Избегая встречаться с отцовским взглядом, я лишь слегка пошевелил головой, утонувшей в воротнике тулупа. Все-таки мне казалось обидным его счастье...

– А ноги?

Над дорогой что-то просвистело. Я завозился в тулупе, поняв, что над нами пронеслась стая уток.

– Кряква пошла,– подтвердил отец.– Ну, теперь весна!

Оказывается, мы уже выехали на знакомую елань, где в низине все лето держалось, несмотря на любую сушь, небольшое мелкое озерцо с песчаным дном, полузаросшее осокой и кугой.
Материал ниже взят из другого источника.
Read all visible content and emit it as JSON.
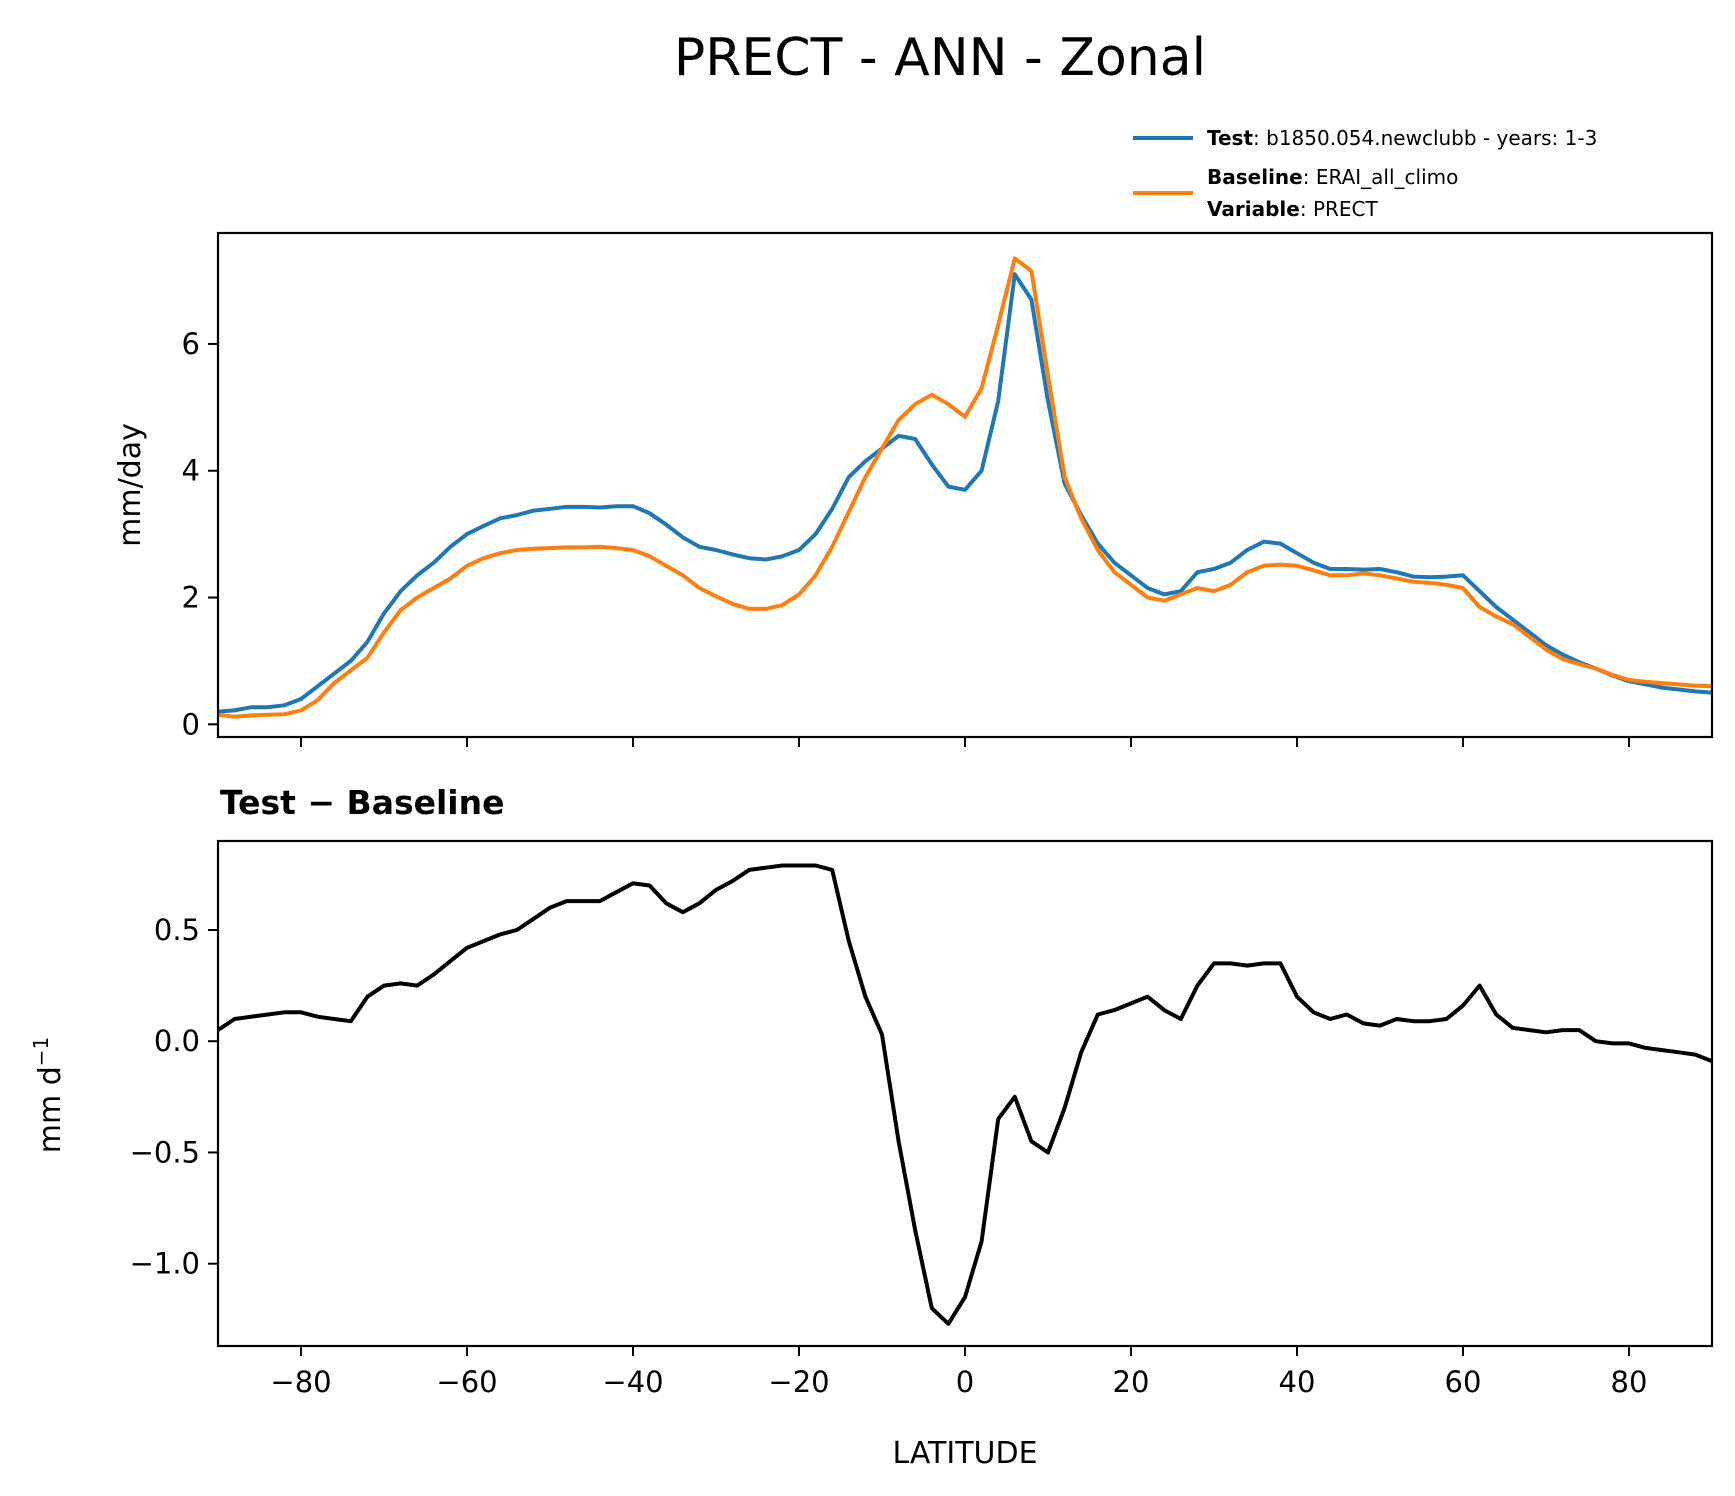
{
  "title": "PRECT - ANN - Zonal",
  "legend": {
    "test": {
      "key": "Test",
      "sep": ": ",
      "text": "b1850.054.newclubb - years: 1-3",
      "color": "#1f77b4"
    },
    "baseline": {
      "key": "Baseline",
      "sep": ": ",
      "text": "ERAI_all_climo",
      "color": "#ff7f0e"
    },
    "variable": {
      "key": "Variable",
      "sep": ": ",
      "text": "PRECT"
    }
  },
  "chart_data": [
    {
      "type": "line",
      "title": "",
      "xlabel": "",
      "ylabel": "mm/day",
      "xlim": [
        -90,
        90
      ],
      "ylim": [
        -0.2,
        7.75
      ],
      "yticks": [
        0,
        2,
        4,
        6
      ],
      "ytick_labels": [
        "0",
        "2",
        "4",
        "6"
      ],
      "xticks": [
        -80,
        -60,
        -40,
        -20,
        0,
        20,
        40,
        60,
        80
      ],
      "legend_position": "above-right",
      "series": [
        {
          "name": "Test",
          "color": "#1f77b4",
          "x": [
            -90,
            -88,
            -86,
            -84,
            -82,
            -80,
            -78,
            -76,
            -74,
            -72,
            -70,
            -68,
            -66,
            -64,
            -62,
            -60,
            -58,
            -56,
            -54,
            -52,
            -50,
            -48,
            -46,
            -44,
            -42,
            -40,
            -38,
            -36,
            -34,
            -32,
            -30,
            -28,
            -26,
            -24,
            -22,
            -20,
            -18,
            -16,
            -14,
            -12,
            -10,
            -8,
            -6,
            -4,
            -2,
            0,
            2,
            4,
            6,
            8,
            10,
            12,
            14,
            16,
            18,
            20,
            22,
            24,
            26,
            28,
            30,
            32,
            34,
            36,
            38,
            40,
            42,
            44,
            46,
            48,
            50,
            52,
            54,
            56,
            58,
            60,
            62,
            64,
            66,
            68,
            70,
            72,
            74,
            76,
            78,
            80,
            82,
            84,
            86,
            88,
            90
          ],
          "y": [
            0.2,
            0.22,
            0.27,
            0.27,
            0.3,
            0.4,
            0.6,
            0.8,
            1.0,
            1.3,
            1.75,
            2.1,
            2.35,
            2.55,
            2.8,
            3.0,
            3.13,
            3.25,
            3.3,
            3.37,
            3.4,
            3.43,
            3.43,
            3.42,
            3.44,
            3.44,
            3.33,
            3.15,
            2.95,
            2.8,
            2.75,
            2.68,
            2.62,
            2.6,
            2.65,
            2.75,
            3.0,
            3.4,
            3.9,
            4.15,
            4.35,
            4.55,
            4.5,
            4.1,
            3.75,
            3.7,
            4.0,
            5.1,
            7.1,
            6.7,
            5.1,
            3.8,
            3.3,
            2.85,
            2.55,
            2.35,
            2.15,
            2.05,
            2.1,
            2.4,
            2.45,
            2.55,
            2.75,
            2.88,
            2.85,
            2.7,
            2.55,
            2.45,
            2.45,
            2.44,
            2.45,
            2.4,
            2.33,
            2.32,
            2.33,
            2.35,
            2.1,
            1.85,
            1.65,
            1.45,
            1.25,
            1.1,
            0.98,
            0.88,
            0.77,
            0.68,
            0.63,
            0.58,
            0.55,
            0.52,
            0.5
          ]
        },
        {
          "name": "Baseline",
          "color": "#ff7f0e",
          "x": [
            -90,
            -88,
            -86,
            -84,
            -82,
            -80,
            -78,
            -76,
            -74,
            -72,
            -70,
            -68,
            -66,
            -64,
            -62,
            -60,
            -58,
            -56,
            -54,
            -52,
            -50,
            -48,
            -46,
            -44,
            -42,
            -40,
            -38,
            -36,
            -34,
            -32,
            -30,
            -28,
            -26,
            -24,
            -22,
            -20,
            -18,
            -16,
            -14,
            -12,
            -10,
            -8,
            -6,
            -4,
            -2,
            0,
            2,
            4,
            6,
            8,
            10,
            12,
            14,
            16,
            18,
            20,
            22,
            24,
            26,
            28,
            30,
            32,
            34,
            36,
            38,
            40,
            42,
            44,
            46,
            48,
            50,
            52,
            54,
            56,
            58,
            60,
            62,
            64,
            66,
            68,
            70,
            72,
            74,
            76,
            78,
            80,
            82,
            84,
            86,
            88,
            90
          ],
          "y": [
            0.15,
            0.12,
            0.14,
            0.15,
            0.16,
            0.22,
            0.38,
            0.65,
            0.85,
            1.05,
            1.45,
            1.8,
            2.0,
            2.15,
            2.3,
            2.5,
            2.62,
            2.7,
            2.75,
            2.77,
            2.78,
            2.79,
            2.79,
            2.8,
            2.78,
            2.75,
            2.65,
            2.5,
            2.35,
            2.15,
            2.02,
            1.9,
            1.82,
            1.82,
            1.88,
            2.05,
            2.35,
            2.8,
            3.35,
            3.9,
            4.35,
            4.8,
            5.05,
            5.2,
            5.05,
            4.85,
            5.3,
            6.3,
            7.35,
            7.15,
            5.5,
            3.9,
            3.25,
            2.75,
            2.4,
            2.2,
            2.0,
            1.95,
            2.05,
            2.15,
            2.1,
            2.2,
            2.4,
            2.5,
            2.52,
            2.5,
            2.43,
            2.35,
            2.35,
            2.38,
            2.35,
            2.3,
            2.25,
            2.23,
            2.2,
            2.15,
            1.85,
            1.7,
            1.58,
            1.38,
            1.18,
            1.03,
            0.95,
            0.88,
            0.78,
            0.7,
            0.67,
            0.65,
            0.63,
            0.61,
            0.6
          ]
        }
      ]
    },
    {
      "type": "line",
      "title": "Test − Baseline",
      "xlabel": "LATITUDE",
      "ylabel": "mm d",
      "ylabel_sup": "−1",
      "xlim": [
        -90,
        90
      ],
      "ylim": [
        -1.37,
        0.9
      ],
      "yticks": [
        -1.0,
        -0.5,
        0.0,
        0.5
      ],
      "ytick_labels": [
        "−1.0",
        "−0.5",
        "0.0",
        "0.5"
      ],
      "xticks": [
        -80,
        -60,
        -40,
        -20,
        0,
        20,
        40,
        60,
        80
      ],
      "xtick_labels": [
        "−80",
        "−60",
        "−40",
        "−20",
        "0",
        "20",
        "40",
        "60",
        "80"
      ],
      "series": [
        {
          "color": "#000000",
          "x": [
            -90,
            -88,
            -86,
            -84,
            -82,
            -80,
            -78,
            -76,
            -74,
            -72,
            -70,
            -68,
            -66,
            -64,
            -62,
            -60,
            -58,
            -56,
            -54,
            -52,
            -50,
            -48,
            -46,
            -44,
            -42,
            -40,
            -38,
            -36,
            -34,
            -32,
            -30,
            -28,
            -26,
            -24,
            -22,
            -20,
            -18,
            -16,
            -14,
            -12,
            -10,
            -8,
            -6,
            -4,
            -2,
            0,
            2,
            4,
            6,
            8,
            10,
            12,
            14,
            16,
            18,
            20,
            22,
            24,
            26,
            28,
            30,
            32,
            34,
            36,
            38,
            40,
            42,
            44,
            46,
            48,
            50,
            52,
            54,
            56,
            58,
            60,
            62,
            64,
            66,
            68,
            70,
            72,
            74,
            76,
            78,
            80,
            82,
            84,
            86,
            88,
            90
          ],
          "y": [
            0.05,
            0.1,
            0.11,
            0.12,
            0.13,
            0.13,
            0.11,
            0.1,
            0.09,
            0.2,
            0.25,
            0.26,
            0.25,
            0.3,
            0.36,
            0.42,
            0.45,
            0.48,
            0.5,
            0.55,
            0.6,
            0.63,
            0.63,
            0.63,
            0.67,
            0.71,
            0.7,
            0.62,
            0.58,
            0.62,
            0.68,
            0.72,
            0.77,
            0.78,
            0.79,
            0.79,
            0.79,
            0.77,
            0.45,
            0.2,
            0.03,
            -0.45,
            -0.85,
            -1.2,
            -1.27,
            -1.15,
            -0.9,
            -0.35,
            -0.25,
            -0.45,
            -0.5,
            -0.3,
            -0.05,
            0.12,
            0.14,
            0.17,
            0.2,
            0.14,
            0.1,
            0.25,
            0.35,
            0.35,
            0.34,
            0.35,
            0.35,
            0.2,
            0.13,
            0.1,
            0.12,
            0.08,
            0.07,
            0.1,
            0.09,
            0.09,
            0.1,
            0.16,
            0.25,
            0.12,
            0.06,
            0.05,
            0.04,
            0.05,
            0.05,
            0.0,
            -0.01,
            -0.01,
            -0.03,
            -0.04,
            -0.05,
            -0.06,
            -0.09
          ]
        }
      ]
    }
  ]
}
Сейчас вся низина была уже затоплена голубой, с розоватым отливом, снежницей. На ней виднелась еще одна стайка крякв. Она отдыхала после долгого ночного пути при луне.

Ясноглазый от счастья отец обрадовался, заметив мое оживление, и завертелся в санях:

– Вой еще! Видишь?

– Здесь я летось ухлопал одну,– сообщил я небрежно, словно это случалось со мною не однажды.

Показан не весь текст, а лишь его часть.